Арифметика, однако, не лучший способ проникновения в душу художника. Между грубым скептическим здравомыслием старого майора и тонкой деликатностью его мечтательной супруги есть нечто общее, что и определяет стиль жизни дома и базис традиции; это общее – чувство долга. Тот самый русский идеализм, в обличителях которого суждено Писемскому ходить всю жизнь. Так, прежде чем сделаться обличителем идеализма, он сам становится идеалистом – по рождению, по воспитанию, по естественной, воспринятой от родителей, системе поведения.
В этом, собственно, нет ничего необычного. Дворянские поколения, вырастающие в имениях дореформенной России, за плечами бургомистров, под сводами дедовских библиотек, – люди, которым суждено в середине столетия осуществить великую эпопею крестьянского освобождения, – они все идеалисты. Из этого общего корня выходят и «люди сороковых годов» – слава и печаль русской культуры, и роковые «шестидесятники», их без жалости низвергшие. Жестокие бойцы – такие же дети русского идеализма, как и прекраснодушные мечтатели; безнадежные скептики являются из того же лона, что и ослепительные пророки.
Писемский – скептик. Он остается в истории русской духовности именно как последовательный враг прекраснодушия. Вся линия его поведения отвечает этой задаче, не только его писания.
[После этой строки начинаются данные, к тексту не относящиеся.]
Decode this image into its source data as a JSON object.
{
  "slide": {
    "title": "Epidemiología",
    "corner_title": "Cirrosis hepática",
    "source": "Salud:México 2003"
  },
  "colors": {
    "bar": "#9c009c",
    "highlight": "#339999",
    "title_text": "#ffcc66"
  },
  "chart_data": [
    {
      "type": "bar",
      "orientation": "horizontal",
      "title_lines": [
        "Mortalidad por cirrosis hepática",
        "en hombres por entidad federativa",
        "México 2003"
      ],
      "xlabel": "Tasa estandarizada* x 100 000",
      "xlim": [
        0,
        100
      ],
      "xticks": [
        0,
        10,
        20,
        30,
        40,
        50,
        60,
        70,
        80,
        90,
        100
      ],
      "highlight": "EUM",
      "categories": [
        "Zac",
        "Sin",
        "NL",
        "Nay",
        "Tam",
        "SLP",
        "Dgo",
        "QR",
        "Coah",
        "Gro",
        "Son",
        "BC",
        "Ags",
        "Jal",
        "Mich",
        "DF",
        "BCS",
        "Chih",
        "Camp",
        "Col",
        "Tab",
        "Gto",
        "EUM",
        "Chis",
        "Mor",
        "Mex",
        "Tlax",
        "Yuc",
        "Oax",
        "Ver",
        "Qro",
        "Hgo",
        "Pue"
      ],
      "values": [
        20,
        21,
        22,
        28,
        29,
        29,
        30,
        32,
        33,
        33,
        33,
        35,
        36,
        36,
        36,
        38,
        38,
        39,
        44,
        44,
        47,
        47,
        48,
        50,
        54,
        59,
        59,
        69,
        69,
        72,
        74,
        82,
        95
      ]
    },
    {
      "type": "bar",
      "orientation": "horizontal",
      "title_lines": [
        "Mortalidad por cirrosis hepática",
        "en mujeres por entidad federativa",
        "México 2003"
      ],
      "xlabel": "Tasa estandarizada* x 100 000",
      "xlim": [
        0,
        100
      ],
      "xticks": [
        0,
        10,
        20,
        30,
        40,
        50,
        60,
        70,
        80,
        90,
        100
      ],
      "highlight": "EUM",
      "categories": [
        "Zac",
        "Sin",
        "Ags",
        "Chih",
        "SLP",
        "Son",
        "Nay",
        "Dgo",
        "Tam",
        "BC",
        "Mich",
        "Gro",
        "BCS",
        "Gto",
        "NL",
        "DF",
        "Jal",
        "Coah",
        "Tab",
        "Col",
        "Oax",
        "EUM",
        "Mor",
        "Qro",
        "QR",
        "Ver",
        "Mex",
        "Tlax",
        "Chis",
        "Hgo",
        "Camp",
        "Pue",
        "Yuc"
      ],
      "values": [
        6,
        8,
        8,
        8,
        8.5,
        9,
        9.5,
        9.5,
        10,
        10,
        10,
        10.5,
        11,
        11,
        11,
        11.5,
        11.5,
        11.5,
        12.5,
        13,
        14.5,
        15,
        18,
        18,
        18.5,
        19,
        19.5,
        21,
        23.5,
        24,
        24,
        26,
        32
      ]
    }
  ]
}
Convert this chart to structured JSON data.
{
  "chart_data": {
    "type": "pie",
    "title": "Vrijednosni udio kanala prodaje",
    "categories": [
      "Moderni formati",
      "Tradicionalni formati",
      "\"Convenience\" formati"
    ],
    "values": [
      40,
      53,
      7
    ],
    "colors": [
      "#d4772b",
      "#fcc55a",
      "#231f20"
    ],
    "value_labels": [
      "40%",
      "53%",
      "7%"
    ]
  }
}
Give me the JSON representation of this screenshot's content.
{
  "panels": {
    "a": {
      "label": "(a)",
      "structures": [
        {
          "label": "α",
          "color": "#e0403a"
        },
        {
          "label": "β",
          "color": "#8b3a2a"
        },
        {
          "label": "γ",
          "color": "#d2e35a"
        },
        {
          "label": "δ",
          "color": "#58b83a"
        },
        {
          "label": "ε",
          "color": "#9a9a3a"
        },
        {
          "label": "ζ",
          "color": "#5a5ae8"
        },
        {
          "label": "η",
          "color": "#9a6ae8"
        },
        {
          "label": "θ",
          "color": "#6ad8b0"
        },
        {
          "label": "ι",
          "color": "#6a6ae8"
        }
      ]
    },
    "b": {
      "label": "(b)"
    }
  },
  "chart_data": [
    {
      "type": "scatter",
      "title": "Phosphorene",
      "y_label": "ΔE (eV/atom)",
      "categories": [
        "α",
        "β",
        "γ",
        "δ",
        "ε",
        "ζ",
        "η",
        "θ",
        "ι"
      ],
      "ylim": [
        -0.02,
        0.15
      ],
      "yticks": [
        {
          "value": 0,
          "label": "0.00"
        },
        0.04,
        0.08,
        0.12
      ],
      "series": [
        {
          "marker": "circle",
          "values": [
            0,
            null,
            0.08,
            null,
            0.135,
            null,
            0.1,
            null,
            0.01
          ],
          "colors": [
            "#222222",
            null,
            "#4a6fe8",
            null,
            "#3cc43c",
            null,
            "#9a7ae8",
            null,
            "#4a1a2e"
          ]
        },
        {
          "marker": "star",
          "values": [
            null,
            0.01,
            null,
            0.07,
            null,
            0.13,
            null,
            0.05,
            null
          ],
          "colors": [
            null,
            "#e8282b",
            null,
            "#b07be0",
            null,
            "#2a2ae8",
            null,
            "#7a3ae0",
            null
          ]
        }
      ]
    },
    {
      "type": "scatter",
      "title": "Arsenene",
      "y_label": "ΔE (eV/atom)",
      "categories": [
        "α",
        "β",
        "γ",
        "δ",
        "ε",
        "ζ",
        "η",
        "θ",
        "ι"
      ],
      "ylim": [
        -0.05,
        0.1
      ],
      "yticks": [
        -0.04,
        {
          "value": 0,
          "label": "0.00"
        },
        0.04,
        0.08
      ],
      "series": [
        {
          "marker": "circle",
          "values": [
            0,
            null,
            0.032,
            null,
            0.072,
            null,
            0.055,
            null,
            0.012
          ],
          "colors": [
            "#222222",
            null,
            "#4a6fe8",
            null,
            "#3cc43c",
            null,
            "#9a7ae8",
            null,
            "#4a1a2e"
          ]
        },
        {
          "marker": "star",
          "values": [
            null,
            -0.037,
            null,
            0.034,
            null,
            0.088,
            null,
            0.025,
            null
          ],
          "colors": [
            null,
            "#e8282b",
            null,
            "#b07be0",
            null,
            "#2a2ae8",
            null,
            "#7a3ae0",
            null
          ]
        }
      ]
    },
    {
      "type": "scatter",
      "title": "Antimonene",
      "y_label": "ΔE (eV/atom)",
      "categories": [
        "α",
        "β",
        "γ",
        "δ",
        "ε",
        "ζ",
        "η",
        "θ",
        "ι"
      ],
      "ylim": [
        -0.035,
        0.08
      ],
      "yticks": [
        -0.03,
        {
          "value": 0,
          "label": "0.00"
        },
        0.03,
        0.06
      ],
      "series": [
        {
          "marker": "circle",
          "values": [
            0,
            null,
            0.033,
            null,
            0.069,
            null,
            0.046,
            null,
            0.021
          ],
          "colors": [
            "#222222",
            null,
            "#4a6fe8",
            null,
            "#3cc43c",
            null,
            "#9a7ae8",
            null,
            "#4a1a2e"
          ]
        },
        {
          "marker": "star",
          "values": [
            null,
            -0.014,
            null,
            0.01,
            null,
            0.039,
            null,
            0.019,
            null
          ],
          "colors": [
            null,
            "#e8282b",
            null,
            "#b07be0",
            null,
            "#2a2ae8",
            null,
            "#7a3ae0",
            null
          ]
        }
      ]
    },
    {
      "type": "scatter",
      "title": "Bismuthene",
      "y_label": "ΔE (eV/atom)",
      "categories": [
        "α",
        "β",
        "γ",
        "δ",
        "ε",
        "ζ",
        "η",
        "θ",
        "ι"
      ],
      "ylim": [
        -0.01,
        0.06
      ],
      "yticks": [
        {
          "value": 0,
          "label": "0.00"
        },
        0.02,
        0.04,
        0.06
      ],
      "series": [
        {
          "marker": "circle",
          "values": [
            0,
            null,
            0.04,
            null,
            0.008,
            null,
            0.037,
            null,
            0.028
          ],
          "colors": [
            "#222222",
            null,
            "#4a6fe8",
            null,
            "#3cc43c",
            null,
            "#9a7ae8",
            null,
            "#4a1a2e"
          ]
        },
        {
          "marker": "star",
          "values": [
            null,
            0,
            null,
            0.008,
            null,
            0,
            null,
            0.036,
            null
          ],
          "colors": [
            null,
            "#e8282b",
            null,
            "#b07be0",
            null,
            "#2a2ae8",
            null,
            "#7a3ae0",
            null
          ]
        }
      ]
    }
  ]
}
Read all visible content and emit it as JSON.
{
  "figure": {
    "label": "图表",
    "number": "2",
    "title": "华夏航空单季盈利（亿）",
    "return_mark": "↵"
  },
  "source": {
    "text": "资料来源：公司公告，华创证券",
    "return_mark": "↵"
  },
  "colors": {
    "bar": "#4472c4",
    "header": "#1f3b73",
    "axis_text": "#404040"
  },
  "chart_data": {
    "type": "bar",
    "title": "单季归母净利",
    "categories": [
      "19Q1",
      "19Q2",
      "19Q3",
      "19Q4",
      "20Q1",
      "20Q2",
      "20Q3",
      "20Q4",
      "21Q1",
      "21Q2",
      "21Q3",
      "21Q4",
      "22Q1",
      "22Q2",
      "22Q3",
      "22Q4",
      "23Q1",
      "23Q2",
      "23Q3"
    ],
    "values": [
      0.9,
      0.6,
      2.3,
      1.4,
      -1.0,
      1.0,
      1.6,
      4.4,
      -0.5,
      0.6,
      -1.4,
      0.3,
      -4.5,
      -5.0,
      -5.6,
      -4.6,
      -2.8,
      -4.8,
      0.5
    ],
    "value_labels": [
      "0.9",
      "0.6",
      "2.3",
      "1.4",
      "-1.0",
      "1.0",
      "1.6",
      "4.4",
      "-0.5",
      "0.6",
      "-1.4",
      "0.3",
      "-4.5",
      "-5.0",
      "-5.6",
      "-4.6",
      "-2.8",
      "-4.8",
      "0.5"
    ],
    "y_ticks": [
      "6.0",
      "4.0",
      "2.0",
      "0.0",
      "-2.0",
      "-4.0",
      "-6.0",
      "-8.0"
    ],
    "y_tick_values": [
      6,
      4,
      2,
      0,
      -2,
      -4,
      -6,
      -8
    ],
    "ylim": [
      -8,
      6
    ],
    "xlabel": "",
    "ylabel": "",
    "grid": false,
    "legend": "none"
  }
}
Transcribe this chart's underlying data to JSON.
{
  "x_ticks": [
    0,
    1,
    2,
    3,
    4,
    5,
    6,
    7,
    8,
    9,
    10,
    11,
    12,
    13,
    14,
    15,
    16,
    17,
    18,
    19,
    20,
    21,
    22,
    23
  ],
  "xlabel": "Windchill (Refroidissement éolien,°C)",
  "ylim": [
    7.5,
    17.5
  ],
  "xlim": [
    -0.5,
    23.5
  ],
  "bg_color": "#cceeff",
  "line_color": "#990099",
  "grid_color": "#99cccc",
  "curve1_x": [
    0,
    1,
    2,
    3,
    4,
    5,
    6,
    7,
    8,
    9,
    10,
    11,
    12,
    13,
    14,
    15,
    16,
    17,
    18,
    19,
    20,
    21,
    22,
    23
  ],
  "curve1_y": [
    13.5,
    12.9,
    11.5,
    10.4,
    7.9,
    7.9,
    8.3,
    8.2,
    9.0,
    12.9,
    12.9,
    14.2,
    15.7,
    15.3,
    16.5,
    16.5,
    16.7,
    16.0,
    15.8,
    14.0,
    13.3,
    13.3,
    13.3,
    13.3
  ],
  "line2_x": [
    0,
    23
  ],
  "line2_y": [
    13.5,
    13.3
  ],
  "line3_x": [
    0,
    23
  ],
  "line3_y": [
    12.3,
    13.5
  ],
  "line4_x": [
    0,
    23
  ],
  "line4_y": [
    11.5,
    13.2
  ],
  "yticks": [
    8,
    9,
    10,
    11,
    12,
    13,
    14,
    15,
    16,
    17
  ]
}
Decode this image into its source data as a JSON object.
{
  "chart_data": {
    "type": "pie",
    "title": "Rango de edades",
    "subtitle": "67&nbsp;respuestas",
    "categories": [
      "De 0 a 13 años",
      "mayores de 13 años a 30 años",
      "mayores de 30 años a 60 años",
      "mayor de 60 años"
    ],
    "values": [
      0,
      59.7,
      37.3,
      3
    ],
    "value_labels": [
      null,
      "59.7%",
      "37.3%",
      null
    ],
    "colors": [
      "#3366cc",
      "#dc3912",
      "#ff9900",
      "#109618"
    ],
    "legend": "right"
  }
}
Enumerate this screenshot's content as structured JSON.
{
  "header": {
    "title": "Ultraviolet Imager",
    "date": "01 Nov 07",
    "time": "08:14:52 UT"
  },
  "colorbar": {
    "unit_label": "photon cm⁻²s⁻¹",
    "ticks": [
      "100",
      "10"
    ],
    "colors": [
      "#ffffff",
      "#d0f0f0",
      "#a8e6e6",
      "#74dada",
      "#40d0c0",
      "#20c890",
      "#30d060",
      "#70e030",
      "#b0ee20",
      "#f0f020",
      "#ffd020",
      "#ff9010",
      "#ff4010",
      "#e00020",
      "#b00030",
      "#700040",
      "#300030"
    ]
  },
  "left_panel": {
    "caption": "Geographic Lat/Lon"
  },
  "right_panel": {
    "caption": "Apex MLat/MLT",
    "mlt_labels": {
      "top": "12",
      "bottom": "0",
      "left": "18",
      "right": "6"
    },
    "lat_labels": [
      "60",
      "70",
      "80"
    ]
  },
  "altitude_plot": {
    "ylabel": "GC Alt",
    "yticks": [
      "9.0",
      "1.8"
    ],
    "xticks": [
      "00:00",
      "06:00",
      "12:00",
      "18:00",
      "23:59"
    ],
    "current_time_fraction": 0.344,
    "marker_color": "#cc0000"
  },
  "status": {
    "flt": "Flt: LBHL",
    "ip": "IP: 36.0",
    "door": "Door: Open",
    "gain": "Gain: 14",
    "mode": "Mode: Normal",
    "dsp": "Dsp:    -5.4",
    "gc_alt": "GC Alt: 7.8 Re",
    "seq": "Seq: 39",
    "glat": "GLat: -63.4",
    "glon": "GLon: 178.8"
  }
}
Явившись в столицу из «провинциальной глуши», он «подает» себя именно как простой, прямой, чуждый утонченным умственным самообманам знаток правды-матки. Это сказывается даже и в некоторой неаккуратности облика, в расстегнутом вороте, в манере говорить «быват» вместо «бывает», «знаш», вместо «знаешь», в манере шумно, демонстративно есть и пить. Гастрономический эпатаж тоже имеет оттенок программности, и столичные интеллектуалы знают это: они дают Писемскому хлесткое определение: «общественный рыгач». Так вот: подо всей этой вызывающей простотой-прямотой, под размашистым здравомыслием, под обидными для «идеальности» ухватками таится в истоке – самый нежный, самый беззащитный, самый беспомощный, коренной русский идеализм.